Let's do a little guided listening. I caught this on Portland's excellent jazz station, KMHD— If you don't have a good station locally, and you probably don't, you should be streaming KMHD live 24/7. The tune is Bags' Barney Blues, played by French saxophonist Barney Wilen, with Milt Jackson (on piano), Percy Heath, and Kenny Clarke.
This recording should tell you some things about playing the ride cymbal. Like, the interpretation you use does not have to be consistent all the way through the tune. Clarke plays with a strong quarter note pulse throughout— not with the accent on 2 and 4 many associate with bebop. You can also hear that he varies how he plays the “skip” note— sometimes he plays it with a triplet feel, with all the notes at a roughly even volume, sometimes he plays a dotted-8th/16th feel, with a very soft skip note. His comping is mostly played with a triplet feel, and the cymbal rhythm agrees with that— he's not playing triplets with his left hand with the dotted-8th/16th rhythm with his right.

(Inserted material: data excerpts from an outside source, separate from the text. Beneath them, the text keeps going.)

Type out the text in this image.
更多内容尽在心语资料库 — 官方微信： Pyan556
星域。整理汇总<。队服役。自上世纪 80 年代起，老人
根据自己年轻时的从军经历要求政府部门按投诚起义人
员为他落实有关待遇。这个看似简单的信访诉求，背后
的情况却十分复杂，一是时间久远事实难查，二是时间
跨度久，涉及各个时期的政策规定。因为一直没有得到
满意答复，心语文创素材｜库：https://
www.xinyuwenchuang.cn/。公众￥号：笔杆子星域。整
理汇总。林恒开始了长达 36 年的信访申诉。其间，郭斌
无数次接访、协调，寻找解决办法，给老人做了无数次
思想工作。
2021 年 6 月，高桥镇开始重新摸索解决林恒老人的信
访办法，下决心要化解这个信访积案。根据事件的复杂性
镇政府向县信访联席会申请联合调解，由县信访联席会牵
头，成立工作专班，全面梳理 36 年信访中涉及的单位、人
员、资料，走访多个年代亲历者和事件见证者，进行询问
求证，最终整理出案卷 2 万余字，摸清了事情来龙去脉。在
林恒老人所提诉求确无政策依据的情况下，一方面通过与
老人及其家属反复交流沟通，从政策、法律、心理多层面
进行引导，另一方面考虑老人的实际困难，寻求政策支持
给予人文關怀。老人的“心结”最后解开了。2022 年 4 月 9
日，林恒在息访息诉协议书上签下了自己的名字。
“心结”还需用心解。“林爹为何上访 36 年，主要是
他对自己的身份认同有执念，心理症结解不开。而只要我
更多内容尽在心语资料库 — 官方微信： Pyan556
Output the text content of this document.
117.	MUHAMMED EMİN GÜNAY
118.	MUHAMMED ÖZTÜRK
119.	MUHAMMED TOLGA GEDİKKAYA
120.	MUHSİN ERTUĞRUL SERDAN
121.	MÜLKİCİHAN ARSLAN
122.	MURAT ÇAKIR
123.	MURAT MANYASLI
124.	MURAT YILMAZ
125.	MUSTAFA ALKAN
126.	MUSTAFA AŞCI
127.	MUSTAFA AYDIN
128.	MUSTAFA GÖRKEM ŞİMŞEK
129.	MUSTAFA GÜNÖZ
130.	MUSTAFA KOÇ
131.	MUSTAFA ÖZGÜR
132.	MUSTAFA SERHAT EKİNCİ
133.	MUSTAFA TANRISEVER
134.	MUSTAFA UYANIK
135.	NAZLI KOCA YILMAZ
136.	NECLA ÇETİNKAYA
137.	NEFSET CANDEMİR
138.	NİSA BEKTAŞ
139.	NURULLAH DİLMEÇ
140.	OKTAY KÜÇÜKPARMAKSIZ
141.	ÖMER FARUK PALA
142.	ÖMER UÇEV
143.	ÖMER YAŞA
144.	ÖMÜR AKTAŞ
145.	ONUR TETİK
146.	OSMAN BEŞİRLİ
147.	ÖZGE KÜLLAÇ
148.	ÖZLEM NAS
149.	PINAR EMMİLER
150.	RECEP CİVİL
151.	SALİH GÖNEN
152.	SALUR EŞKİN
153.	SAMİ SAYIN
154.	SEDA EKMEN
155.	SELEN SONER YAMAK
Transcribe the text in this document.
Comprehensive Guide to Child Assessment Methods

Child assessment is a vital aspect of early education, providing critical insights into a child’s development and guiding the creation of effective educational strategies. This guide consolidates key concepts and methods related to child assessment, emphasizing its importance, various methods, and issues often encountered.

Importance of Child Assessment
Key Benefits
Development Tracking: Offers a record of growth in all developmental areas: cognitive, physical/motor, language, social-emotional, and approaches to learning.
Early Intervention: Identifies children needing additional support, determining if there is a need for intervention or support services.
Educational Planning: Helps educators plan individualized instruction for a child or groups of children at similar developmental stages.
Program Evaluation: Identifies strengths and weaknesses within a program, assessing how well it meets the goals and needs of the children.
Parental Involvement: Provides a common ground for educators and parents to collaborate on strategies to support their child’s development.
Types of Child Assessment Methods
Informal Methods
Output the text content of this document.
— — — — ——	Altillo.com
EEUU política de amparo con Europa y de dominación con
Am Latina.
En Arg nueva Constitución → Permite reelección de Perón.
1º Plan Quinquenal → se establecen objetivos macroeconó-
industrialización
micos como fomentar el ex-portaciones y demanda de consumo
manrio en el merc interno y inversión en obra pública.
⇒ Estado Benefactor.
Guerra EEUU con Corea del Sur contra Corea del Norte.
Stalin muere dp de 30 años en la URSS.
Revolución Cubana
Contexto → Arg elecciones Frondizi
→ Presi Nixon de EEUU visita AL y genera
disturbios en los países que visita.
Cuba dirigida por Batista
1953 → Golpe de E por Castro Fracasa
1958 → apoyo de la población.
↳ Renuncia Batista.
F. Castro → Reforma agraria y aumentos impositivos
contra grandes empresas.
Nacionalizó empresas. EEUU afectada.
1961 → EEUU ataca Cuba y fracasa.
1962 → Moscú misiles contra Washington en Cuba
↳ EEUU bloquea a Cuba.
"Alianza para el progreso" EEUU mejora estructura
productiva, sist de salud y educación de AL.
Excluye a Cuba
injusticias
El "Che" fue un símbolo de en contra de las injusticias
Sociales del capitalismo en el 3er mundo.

Whatever he was doing leading up to it, at phrase endings Clarke often plays the triplet feel very emphatically, while dragging a bit, clearly conducting the time. Listen to his beat 4s. He's really bringing up the rear timewise here— he's way on the back of the beat, while Wilen plays very much on the front of the beat. Wherever Clarke is trying to take it, he succeeds, and the tune ends a little slower than it started. In his smooth way, he's playing assertively, acting as conductor of this tune.
With his comping, you can hear a lot of what I once called “the Kenny note”, which is actually a regular punctuation in swing drumming: a snare drum punctuation on the & of 3 in the second or fourth measure. As pure independence, it's an easy place to start when you're inventing a vocabulary for comping on the snare drum. We also heard a lot of that from Max Roach recently. In general, most of his comping happens at the end of the measure, and end of the phrase.